Rudolf's Bio
June 23 2009
I am still, like many, struggling with the word '
organic'. Branded to mainstream attention by major food retailers as a healthy, ethical, bourgeois choice, it seems to mean a spectacular confusion of manured tomatoes, happy chickens and celebrity chefs.
If you are finding that concept difficult to get your head around try '
biodynamics', invented by Rudolf Steiner, the phrase coined by his humble followers. It predates most of the organic movement and is wacky stuff.
What came first the organic chicken or the biodynamic egg?
So how is a bottle of wine going to educate me about this particular type of parentage? In short it is probably not. Studying an inanimate bottle is a hybrid game of charades and hide and seek. Lets see..
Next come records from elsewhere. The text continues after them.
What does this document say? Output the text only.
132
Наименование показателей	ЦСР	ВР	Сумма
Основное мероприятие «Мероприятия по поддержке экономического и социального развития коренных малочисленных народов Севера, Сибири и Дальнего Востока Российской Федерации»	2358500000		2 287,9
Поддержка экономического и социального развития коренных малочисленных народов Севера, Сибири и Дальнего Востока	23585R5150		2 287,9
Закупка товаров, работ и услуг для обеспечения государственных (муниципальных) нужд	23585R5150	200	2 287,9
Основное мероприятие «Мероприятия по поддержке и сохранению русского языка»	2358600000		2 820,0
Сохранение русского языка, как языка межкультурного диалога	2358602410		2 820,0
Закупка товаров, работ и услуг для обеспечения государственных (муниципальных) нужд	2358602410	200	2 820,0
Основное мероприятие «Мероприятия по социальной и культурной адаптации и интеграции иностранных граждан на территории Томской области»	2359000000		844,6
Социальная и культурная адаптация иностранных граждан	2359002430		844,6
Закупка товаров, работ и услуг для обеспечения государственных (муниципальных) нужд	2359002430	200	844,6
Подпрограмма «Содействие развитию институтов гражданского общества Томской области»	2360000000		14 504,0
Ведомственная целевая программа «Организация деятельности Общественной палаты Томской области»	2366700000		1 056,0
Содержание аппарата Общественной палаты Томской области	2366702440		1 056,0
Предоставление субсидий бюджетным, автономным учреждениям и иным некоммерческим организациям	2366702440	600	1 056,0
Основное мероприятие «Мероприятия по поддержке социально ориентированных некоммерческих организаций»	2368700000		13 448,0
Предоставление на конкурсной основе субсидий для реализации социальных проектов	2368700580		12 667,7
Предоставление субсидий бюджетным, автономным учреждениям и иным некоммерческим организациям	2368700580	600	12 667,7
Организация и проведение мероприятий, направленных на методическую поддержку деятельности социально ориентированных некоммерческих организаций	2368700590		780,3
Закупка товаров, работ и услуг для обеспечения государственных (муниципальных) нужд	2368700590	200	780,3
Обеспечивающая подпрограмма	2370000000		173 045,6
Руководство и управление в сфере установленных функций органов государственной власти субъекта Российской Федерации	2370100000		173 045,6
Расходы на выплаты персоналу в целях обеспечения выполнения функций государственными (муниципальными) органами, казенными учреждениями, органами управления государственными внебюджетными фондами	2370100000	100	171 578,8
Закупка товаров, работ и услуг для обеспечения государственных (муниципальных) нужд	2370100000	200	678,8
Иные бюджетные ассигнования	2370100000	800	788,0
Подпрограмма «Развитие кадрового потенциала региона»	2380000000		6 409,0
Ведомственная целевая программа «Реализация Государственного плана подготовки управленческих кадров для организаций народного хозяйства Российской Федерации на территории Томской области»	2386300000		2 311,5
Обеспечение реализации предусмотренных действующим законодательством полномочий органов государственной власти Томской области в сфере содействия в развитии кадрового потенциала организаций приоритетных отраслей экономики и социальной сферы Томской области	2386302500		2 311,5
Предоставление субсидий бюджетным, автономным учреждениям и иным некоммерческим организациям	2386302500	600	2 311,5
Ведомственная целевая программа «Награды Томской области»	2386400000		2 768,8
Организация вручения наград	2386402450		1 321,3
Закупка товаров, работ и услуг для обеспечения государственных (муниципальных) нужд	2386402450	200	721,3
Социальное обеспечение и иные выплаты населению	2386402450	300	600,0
organic is three syllables,
biodynamic is five, already it is going to be a struggle. The English language is melting into 'text speak', so the long words and ever shorter attention spans are a really bad combination when it comes to getting a message across.
Where was I...oh yes what is this bio
thingamajig?
There was a
news story very recently about how the moon cycles affect the taste of wine, and that pretty much sums up biodynamics. But do not laugh too much because major brands like Tesco and Marks and Spencer are said to be taking this biodynamic loony (sorry lunar) calendar seriously and only let their wine critics taste on the 'good' days. The calendar was produced by a German great grandmother called Maria Thun (or was it Thumb, related to Tom..you couldn't make this stuff up, could you?)
In all seriousness biodynamics has major benefits to the local environment as everything is pesticide free. Wines may well have interesting characteristics due to the rather eccentric 'organic' (here we go again, the 'o' word has slipped in when I do not really understand it) soil preparations like..
preparation 505 - 'Oak bark fermented in the skull of a domestic animal'
or
preparation 506 - 'Dandelion flowers fermented in cow mesentery'.
I suppose, through the eyes of a biodynamic wine producer, the vines seem like acupuncture needles in the back of a rather large elephant which has been regularly massaged with essential oils. Sceptics may say this creates either a placebo effect or genuinely better wine simply due to the extra care taken, rather than the hocus pocus.
Tenders of these challenging viticulutural eco-pockets are truly passionate about the land so I really do not care how weird and wonderful this all is, anything that environmentally friendly is good in my spell book.